Saddam Hüseyin rejiminin düşüşünden sonra Ocak 2005'te yapılan ilk seçimlerden bu yana Iraklılar, ülkelerinin gidişatını değiştirmek için büyük umutlarla sandık başına gitti. Parmaklarındaki mor mürekkep, yeni demokratik deneyimin sembolüydü, ancak patlama sesleri herkese bu görevin zorluğunu hatırlatıyordu. Kısa sürede kurumların kırılganlığı ortaya çıktı ve kota sistemi siyasi eylemin temeli haline geldi; parlamento, vatandaşların çıkarlarına hizmet etmekten ziyade çeşitli bloklar arasındaki güç dengesini yansıtmaya başladı.
Seçim gerçekliği
Bağdat'ta, el-Karrade'deki kafeler seçimlerle ilgili konuşmalarla çalkalanıyor.

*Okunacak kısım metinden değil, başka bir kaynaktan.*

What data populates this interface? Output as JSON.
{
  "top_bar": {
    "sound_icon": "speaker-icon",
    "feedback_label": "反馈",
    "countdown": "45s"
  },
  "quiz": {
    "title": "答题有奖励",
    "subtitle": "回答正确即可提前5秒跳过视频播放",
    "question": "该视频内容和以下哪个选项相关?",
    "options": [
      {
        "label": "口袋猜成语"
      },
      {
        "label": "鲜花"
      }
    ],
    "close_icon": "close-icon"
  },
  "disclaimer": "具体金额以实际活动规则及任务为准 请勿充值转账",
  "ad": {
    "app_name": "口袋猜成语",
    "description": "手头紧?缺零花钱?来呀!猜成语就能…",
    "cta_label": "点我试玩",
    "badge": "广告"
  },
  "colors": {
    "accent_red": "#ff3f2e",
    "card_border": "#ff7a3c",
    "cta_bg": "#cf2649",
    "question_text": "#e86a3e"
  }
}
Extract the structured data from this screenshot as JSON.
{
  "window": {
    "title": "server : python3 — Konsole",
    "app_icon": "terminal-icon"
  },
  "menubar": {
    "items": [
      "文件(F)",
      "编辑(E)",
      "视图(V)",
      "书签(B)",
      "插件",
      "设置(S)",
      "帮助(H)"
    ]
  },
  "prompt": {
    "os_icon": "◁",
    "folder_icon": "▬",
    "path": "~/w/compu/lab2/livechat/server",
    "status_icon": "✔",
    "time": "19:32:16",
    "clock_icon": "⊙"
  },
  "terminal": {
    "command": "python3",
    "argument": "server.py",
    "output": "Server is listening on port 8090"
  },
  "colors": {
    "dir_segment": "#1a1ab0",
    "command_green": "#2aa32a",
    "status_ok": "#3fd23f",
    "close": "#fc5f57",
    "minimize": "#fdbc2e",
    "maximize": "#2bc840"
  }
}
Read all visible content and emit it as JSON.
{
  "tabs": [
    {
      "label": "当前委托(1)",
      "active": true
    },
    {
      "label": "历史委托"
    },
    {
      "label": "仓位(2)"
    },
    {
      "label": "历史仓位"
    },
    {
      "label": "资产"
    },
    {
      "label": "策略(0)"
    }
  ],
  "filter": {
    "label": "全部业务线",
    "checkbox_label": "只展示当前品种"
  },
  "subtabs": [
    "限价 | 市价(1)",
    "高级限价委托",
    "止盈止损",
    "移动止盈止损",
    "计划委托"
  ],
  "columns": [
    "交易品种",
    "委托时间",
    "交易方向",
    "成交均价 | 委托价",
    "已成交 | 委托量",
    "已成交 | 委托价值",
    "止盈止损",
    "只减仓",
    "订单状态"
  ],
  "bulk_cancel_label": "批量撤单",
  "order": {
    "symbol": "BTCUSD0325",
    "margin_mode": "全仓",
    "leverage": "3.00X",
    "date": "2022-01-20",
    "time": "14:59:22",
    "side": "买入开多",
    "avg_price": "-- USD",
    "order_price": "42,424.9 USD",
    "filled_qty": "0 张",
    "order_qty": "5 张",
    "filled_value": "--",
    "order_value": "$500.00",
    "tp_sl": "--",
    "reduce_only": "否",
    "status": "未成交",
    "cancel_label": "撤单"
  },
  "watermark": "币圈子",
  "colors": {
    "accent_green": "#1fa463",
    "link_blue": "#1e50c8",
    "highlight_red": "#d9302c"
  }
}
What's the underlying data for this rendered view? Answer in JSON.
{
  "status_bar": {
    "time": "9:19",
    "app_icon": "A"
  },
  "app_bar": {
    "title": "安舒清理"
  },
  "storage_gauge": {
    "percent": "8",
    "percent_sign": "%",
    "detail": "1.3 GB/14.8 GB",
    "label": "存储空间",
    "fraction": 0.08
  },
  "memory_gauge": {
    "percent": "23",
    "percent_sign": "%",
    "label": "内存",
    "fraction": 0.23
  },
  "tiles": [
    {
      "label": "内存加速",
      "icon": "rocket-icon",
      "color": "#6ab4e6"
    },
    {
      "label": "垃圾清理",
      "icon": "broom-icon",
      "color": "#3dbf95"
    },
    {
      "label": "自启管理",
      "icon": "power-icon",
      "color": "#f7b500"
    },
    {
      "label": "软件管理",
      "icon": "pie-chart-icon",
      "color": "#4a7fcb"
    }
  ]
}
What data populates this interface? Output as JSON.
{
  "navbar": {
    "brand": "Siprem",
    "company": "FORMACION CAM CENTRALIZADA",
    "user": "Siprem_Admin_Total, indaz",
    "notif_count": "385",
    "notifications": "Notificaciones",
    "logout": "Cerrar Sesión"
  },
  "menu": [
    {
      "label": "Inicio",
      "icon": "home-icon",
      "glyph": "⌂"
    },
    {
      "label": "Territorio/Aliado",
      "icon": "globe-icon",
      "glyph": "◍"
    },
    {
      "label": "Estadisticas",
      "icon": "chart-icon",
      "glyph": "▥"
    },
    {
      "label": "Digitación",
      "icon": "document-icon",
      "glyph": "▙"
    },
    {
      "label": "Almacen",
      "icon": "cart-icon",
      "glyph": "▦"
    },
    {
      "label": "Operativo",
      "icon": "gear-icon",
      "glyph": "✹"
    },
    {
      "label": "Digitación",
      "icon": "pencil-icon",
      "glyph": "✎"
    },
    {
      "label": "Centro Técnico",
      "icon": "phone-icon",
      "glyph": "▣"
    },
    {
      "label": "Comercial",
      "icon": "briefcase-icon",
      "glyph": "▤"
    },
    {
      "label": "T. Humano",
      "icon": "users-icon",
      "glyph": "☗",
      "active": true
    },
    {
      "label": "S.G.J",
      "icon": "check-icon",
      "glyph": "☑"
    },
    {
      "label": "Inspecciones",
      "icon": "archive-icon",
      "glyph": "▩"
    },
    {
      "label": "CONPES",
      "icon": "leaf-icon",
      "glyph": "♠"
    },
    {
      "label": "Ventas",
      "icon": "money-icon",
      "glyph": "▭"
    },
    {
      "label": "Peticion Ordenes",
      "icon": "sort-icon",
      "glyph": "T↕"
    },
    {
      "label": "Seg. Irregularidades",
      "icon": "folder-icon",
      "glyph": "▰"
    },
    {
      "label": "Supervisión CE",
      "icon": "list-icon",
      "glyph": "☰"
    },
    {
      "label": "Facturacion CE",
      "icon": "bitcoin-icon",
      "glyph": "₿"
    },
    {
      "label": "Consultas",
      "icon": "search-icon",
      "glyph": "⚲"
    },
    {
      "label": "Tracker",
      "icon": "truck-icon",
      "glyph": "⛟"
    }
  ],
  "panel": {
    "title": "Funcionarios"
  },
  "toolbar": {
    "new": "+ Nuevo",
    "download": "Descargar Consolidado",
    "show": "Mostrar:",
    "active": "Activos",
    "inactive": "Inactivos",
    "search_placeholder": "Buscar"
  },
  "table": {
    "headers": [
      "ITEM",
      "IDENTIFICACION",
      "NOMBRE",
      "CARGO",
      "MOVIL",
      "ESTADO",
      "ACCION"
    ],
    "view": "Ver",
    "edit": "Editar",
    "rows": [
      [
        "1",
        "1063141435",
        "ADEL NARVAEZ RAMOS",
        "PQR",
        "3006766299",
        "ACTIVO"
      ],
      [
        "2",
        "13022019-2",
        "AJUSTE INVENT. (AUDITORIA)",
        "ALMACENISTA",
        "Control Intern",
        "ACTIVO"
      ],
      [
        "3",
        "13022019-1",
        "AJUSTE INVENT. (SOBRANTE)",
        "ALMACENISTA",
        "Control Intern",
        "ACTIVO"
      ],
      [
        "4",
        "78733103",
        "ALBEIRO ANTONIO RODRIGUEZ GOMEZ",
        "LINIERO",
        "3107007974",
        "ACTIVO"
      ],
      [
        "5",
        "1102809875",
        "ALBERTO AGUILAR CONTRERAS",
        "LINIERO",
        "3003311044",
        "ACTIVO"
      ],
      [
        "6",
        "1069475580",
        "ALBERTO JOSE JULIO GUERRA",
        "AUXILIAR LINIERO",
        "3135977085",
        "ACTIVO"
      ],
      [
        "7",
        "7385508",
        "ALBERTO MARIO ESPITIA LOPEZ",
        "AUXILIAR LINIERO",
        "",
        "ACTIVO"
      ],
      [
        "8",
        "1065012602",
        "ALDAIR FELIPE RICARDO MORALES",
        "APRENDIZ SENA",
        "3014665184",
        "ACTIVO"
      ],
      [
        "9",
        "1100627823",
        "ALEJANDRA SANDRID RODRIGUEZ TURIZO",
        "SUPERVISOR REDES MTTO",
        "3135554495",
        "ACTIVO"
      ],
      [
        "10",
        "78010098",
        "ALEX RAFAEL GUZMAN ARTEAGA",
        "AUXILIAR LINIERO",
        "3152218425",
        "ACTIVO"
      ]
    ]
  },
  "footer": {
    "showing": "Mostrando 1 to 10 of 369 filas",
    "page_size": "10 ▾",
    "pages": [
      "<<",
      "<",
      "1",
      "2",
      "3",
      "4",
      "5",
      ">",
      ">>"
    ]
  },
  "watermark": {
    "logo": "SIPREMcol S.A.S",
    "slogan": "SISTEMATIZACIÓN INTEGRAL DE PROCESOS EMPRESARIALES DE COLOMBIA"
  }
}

Emekli memur Ebu Mustafa, “2005 yılında, oyumun Irak'ı değiştireceğine inanıyordum. Bugün, yirmi yıl sonra, hiçbir değişiklik görmüyorum. Aynı yüzler, aynı vaatler… Gerçek hizmetler yok” dedi. Basra'daki Şattu’l Arab Caddesi'nde yaşayan ev hanımı Fatıma, “Seçimler bizim için bir alışkanlık haline geldi, hayatlarımız değişmezse anlamsız. Elektrik kesintileri var, hastanelerde ekipman eksikliği var ve iş az” şeklinde konuştu.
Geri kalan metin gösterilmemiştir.